С расстрелами заложников, истреблением и насильственной высылкой людей с родной земли нельзя примириться! Подробности осуществления нацистами политики геноцида мне довелось узнать в Нюрнберге. О геноциде говорили обвинители и свидетели, о нем шла речь надопросах подсудимых, в частности подсудимого Нейрата, который был одним из разработчиков планов онемечивания оккупированных территорий.

Помню, что ответы Нейрата вызвали у меня чувство острой неприязни по отношению к этому немецкому «интеллигенту» старшего поколения. После всего, что я услышала, слово «интеллигент» обязательно надо взять в кавычки, когда применяешь его к такому человеку. С виду — аккуратен и благопристоен, но его показания и предъявленные обвинителями документальные доказательства свидетельствовали о том, что перед нами жестокий, не знающий жалости поработитель чужого народа, уверенный в том, что зло, которое он причинит этому народу, обернется благом для его соотечественников и уж в первую голову для него самого!

Какая странная уверенность, тем более если учесть, что она была присуща человеку, выдававшему себя за глубоко верующего прихожанина лютеранской церкви!

О Шпеере

В моем повествовании еще ни слова не было сказано о двух подсудимых: Альберте Шпеере и Гансе Фриче.
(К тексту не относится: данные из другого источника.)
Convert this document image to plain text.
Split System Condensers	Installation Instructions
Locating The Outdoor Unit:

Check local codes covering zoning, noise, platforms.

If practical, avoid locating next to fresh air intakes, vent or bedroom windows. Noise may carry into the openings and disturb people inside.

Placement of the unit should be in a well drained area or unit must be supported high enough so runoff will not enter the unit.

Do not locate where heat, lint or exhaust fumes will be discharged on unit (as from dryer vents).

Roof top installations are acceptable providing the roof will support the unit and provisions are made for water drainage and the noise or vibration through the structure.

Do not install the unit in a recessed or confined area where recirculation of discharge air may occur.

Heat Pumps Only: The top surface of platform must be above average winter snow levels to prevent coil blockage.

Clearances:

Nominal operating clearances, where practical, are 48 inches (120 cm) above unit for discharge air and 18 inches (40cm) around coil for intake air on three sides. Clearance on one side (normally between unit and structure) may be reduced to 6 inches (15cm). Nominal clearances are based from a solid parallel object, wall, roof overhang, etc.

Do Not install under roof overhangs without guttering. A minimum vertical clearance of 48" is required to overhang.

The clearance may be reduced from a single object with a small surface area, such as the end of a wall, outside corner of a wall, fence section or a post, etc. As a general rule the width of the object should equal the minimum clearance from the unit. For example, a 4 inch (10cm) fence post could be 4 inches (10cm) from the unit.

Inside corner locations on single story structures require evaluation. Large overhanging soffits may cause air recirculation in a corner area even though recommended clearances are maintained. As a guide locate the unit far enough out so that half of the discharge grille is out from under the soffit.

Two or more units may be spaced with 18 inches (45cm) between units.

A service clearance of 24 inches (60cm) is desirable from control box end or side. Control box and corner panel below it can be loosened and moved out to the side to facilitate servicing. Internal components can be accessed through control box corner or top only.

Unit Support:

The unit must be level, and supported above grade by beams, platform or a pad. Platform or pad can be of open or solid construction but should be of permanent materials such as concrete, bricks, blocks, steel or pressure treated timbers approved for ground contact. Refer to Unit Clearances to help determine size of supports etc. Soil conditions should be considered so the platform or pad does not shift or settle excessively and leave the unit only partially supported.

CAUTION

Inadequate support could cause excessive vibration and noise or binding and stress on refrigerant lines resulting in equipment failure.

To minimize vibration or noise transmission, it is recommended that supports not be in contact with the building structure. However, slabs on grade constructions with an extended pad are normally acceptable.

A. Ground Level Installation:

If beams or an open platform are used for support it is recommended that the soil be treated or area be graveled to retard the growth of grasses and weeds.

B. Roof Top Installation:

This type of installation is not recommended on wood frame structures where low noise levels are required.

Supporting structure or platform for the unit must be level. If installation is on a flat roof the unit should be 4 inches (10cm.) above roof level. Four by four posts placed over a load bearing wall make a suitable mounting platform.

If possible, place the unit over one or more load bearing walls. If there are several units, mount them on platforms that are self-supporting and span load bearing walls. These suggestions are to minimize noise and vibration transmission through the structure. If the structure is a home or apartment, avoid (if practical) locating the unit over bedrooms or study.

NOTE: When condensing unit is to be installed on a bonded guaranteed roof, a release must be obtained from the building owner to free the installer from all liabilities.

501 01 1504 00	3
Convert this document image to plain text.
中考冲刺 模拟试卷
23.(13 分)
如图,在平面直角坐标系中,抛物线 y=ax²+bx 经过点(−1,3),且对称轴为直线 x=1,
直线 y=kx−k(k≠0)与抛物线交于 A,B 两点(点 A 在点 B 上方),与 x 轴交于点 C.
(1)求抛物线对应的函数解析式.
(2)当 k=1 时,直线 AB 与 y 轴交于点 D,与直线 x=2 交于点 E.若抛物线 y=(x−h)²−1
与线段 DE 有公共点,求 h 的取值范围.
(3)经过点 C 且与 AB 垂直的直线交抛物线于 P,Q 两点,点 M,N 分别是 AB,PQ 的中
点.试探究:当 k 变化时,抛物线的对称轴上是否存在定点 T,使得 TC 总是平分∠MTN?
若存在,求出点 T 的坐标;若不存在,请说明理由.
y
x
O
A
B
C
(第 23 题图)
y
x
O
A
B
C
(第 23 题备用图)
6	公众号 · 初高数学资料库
Беда не велика! Мне хочется доверительно признаться читателю, что в сущности все главные нацистские преступники чем-то похожи друг на друга.

Стараясь добиться полноты в моих воспоминаниях, я всё чаще и чаще натыкаюсь на бесконечно повторяемые ходы в показаниях подсудимых, как правило, пытающихся доказать свою непричастность к злодеяниям нацизма и оправдать себя перед настоящим и будущим. Столь же трафаретными представляются и их послужные списки, их путь наверх в ближайшее окружение фюрера.

Вот и Шпеер. Он встретился с Гитлером в 1930 году в возрасте 25 лет и «влюбился» в него без памяти. Это непреодолимое чувство привело его в 1932 году в ряды национал-социалистической партии, вождю которой он поклонялся и верно служил, пока не достиг вершин своей карьеры. Лишь в начале 1944 года, когда стало ясно, что война проиграна окончательно и судьба «величайшего полководца всех времен» решена, любовь Шпеера к диктатору в мгновение ока превратилась в острую неприязнь.

Но и тут он оказался не в силах покинуть фюрера. И это при том, что у него был предлог: он заболел. Однако после лечения Шпеер вернулся на свой пост министра вооружения и боеприпасов.

Карьерный путь Шпеера пролег от главного архитектора рейха до главного организатора и руководителя всей военной промышленности Германии, которая обеспечивала боеспособность вермахта. Стоит ли упоминать еще и другие должности? Повсюду Шпеер проявлял свои организаторские способности, не задумываясь над тем, какой ценой достигается успех. Цена эта — тысячи замученных и покалеченных непосильным трудом, тяжелыми условиями жизни и просто пытками иностранных рабочих. Куда и сколько гнать этих рабочих или, может быть, вернее сказать рабов, решал подсудимый Шпеер, а откуда и как — это уже была забота упомянутого ранее подсудимого Заукеля.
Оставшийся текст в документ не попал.